The Stick Handled Athame
I make and sell some really, really nice athames, but it’s labor intensive work so they end up being expensive. It’s nice to have fine tools, but you don’t really need them - you could easily use a kitchen knife as an athame… but I’m thinking that a lot of people would enjoy making an athame for themselves.
I think I’ve figured out a way that almost anybody can make a nice athame quickly and easily, with very few special tools. I call this the Stick Handled Athame because… well… it uses a stick for a handle. You should be able to make one of these for around $30 - 40, even if you have to buy most of the tools. If you follow my instructions, here’s what you’ll end up with:
You will need a few tools and supplies. Here’s what you’ll need (from left to right):
A. A knife blade. The one I’m using is about 6 inches long. You can use a larger one if you like. I suggest that you get your blade from Atlanta Cutlery - they have good blades at excellent prices. Here’s a link: http://www.atlantacutlery.com/c-90-k...-supplies.aspx . They call this one a boot dagger blade, and it costs $13.
B. A stick. Ideally you’ll cut a sapling, let it dry in the basement for a year, then use it. Less than ideally you will find a fallen branch and use that. The problem with the branch is that by the time it drops from the tree it has already begun to deteriorate and is more likely to split when you are working with it. If you do use a fallen branch, I recommend that you do the “optional” step of wire wrapping the end - this will keep the wood from breaking later on while you are using it. Or, you could carve out a chunk of wood.
C. Some kind of metal for the guard. I recommend either copper or brass because they are easy to work with. I also suggest that you use 14 or 16 gauge metal (the gauge refers to the thickness) because that would be heavy enough to be substantial, but not so heavy that you’ll have trouble working with it.
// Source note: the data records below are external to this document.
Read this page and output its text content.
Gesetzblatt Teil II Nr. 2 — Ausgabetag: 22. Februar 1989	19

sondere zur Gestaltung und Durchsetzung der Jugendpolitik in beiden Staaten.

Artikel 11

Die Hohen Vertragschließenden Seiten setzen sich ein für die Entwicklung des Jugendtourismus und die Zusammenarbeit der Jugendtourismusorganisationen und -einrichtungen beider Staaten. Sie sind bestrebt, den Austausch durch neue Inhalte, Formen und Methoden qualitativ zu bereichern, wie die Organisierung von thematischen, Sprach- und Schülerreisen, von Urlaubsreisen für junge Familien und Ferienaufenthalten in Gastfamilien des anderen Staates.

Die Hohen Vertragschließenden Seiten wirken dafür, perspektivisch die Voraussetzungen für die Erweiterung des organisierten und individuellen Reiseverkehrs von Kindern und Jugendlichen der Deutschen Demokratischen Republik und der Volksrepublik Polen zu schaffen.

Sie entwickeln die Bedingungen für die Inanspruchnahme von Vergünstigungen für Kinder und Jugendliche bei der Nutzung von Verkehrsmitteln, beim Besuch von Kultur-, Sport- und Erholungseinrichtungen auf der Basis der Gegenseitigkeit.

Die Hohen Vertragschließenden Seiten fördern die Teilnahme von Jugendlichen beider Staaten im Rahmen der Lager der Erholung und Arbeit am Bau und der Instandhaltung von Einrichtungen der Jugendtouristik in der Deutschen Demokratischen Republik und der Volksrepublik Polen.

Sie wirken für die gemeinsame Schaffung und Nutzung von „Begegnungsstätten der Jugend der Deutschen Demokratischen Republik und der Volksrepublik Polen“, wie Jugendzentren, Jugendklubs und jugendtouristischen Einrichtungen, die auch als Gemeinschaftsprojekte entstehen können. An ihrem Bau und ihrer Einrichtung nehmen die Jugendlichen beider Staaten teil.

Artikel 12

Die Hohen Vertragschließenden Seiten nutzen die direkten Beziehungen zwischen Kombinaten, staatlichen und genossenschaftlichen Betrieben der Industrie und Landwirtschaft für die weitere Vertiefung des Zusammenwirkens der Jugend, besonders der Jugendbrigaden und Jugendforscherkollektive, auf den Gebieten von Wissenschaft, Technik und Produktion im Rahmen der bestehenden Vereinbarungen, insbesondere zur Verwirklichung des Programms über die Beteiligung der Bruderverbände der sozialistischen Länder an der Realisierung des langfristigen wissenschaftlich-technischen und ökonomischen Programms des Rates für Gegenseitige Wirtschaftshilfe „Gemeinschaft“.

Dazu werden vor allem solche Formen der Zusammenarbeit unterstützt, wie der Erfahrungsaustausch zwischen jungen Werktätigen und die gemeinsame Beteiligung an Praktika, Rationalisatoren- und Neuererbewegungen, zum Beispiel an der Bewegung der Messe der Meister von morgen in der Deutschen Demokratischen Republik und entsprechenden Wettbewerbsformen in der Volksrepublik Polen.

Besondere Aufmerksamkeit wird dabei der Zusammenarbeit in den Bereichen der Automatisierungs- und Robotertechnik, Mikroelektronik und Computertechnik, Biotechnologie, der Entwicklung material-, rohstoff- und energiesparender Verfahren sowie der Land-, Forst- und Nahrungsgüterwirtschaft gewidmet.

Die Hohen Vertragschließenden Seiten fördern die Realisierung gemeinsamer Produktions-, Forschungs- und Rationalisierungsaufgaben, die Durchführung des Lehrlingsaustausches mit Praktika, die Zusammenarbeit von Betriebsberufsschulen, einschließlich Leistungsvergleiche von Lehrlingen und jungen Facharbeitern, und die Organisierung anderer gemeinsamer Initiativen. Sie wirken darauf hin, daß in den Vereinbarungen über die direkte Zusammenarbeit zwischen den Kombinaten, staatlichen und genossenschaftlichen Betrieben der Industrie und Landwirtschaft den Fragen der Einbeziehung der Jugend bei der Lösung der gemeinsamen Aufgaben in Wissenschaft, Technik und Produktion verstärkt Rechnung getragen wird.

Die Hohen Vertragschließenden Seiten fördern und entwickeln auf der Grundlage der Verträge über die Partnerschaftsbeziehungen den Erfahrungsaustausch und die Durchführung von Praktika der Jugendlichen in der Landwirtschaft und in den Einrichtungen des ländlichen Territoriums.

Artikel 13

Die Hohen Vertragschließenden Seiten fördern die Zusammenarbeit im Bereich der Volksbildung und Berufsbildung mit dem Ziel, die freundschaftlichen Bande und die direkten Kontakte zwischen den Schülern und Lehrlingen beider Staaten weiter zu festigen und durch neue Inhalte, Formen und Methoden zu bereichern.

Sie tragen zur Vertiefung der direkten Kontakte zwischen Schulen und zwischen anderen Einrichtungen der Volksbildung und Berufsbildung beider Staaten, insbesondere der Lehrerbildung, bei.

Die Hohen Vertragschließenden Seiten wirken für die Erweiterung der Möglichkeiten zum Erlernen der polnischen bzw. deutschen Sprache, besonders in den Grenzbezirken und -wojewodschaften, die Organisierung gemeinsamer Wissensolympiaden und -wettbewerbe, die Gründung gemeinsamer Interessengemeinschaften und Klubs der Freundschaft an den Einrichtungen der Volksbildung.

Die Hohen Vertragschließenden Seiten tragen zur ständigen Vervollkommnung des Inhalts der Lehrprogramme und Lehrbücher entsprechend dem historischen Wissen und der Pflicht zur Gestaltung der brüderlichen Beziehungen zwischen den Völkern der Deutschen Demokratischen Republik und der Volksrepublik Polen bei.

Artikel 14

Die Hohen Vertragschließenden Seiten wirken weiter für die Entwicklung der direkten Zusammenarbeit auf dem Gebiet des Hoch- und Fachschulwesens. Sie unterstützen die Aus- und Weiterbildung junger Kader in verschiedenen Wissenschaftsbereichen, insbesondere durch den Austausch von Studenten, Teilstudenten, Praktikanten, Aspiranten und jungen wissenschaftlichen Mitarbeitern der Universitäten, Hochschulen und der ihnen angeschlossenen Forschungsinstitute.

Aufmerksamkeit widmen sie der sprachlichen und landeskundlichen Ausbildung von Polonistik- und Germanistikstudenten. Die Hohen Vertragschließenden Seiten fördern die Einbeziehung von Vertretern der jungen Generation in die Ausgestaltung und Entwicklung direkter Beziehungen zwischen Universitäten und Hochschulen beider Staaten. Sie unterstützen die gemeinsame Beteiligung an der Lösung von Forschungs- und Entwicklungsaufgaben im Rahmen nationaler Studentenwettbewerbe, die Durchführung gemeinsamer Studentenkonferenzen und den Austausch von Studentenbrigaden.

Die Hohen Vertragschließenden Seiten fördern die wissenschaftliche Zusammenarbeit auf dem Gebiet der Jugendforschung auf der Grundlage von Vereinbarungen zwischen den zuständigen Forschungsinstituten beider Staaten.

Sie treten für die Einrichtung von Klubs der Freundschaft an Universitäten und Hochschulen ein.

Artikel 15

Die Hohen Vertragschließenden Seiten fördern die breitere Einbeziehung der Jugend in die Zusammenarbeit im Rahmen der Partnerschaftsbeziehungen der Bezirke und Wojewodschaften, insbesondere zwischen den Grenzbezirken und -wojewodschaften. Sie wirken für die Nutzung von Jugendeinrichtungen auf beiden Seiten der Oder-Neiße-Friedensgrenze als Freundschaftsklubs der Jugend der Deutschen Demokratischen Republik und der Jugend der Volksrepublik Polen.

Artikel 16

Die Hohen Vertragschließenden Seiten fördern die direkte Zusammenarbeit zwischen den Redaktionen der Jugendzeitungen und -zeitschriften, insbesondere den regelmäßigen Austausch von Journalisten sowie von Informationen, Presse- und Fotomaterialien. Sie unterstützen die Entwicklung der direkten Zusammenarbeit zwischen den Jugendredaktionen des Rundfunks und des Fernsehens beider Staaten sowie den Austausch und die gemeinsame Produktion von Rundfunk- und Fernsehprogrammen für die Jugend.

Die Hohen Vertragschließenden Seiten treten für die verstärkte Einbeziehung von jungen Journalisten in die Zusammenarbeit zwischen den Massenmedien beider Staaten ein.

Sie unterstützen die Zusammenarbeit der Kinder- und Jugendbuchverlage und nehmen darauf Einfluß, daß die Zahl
Your best price for copper or brass will come when you buy a 12” x 12” sheet from a jewelry supply company, like
Contenti (http://www.contenti.com/products/metals/560-123.html), but if you are only making one, you might want to get your small piece of metal from onlinemetals.com (http://www.onlinemetals.com/merchant...253&top_cat=87).
D. A set of files. The set I have pictured comes from Home Depot, and cost about $12. It has every thing you’ll need. It even comes with file handles!
E. Copper or brass wire. I suggest 18 or 20 gauge. You can get a spool of this from most hardware stores (like Ace) for around $5. This is optional, by the way, but I think it’s a nice touch.
F. Sandpaper. Get a variety pack of wet/dry sandpaper. This will work on both metal and wood.
G. Miscellaneous stuff - masking tape, pencil, two part epoxy glue, flat sticks, ruler, hack saw and hack saw blades, wood saw, a bunch of heavy rubber bands, a center punch, hammer, assorted drill bits and a drill.
---------- Post added at 09:18 PM ---------- Previous post was at 09:07 PM ----------
Here’s What You Gotta Do:
1. Saw your stick to the correct length. Using a wood saw (I’m using a coping saw because it was still lying around from the bone thing), cut off one end of the stick cleanly, use your fist to measure the length, and cut off the other end. Make it a bit bigger than your fist - it’ll be more comfortable to hold.
2. Drill a hole in the stick for the tang to go into. The “tang” is the part of the blade that holds it in the handle - you’ll need a drill bit that is about the same width as the tang of the blade closest to the blade. For the blade I’m using, a half inch drill is just right.
Now there’s a problem with this step. If you push a drill through the end of a stick, the drill exerts pressure outward, which will cause the stick to split, unless you can exert pressure inward to counteract the outer pressure.
For this purpose, I will use the wonder product known as “masking tape.” If your stick has bark on it, and you want to keep the bark, wrap a piece of paper tightly around the stick, and wrap several thick layers of masking tape around each end of the stick, and around the middle. See the red arrows in the following picture:
If you happen to have a vice, you can clamp the stick in a vice for drilling (notice that I’ve wrapped the stick in thick paper toweling to keep the vice’ jaws from chewing it up). If you don’t have a vice, somebody will have to hold the stick for you while you drill it.
Although I need to drill a half inch hole to fit the tang, I’m going to two-step it by drilling a hole with a smaller drill bit, then drill it out again with the half inch drill. This is another precaution to keep it from splitting.
3. Cut the tang to fit. Slide the tang into the hole in the stick you just drilled (you can take the paper and masking tape off). It most likely won’t go in all the way because the hole won’t be deep enough. You’ll have to cut a chunk off the tang to get it to fit right. For that, use a hack saw with a brand new, never been use blade - hardened steel is a bear to cut, and a dull blade won’t do it. Notice that I’m using the vice again, with the blade wrapped in thick paper towel to keep the vice’ jaws from chewing it up. Again, if you don’t have a vice, somebody can hold the blade for you while you cut.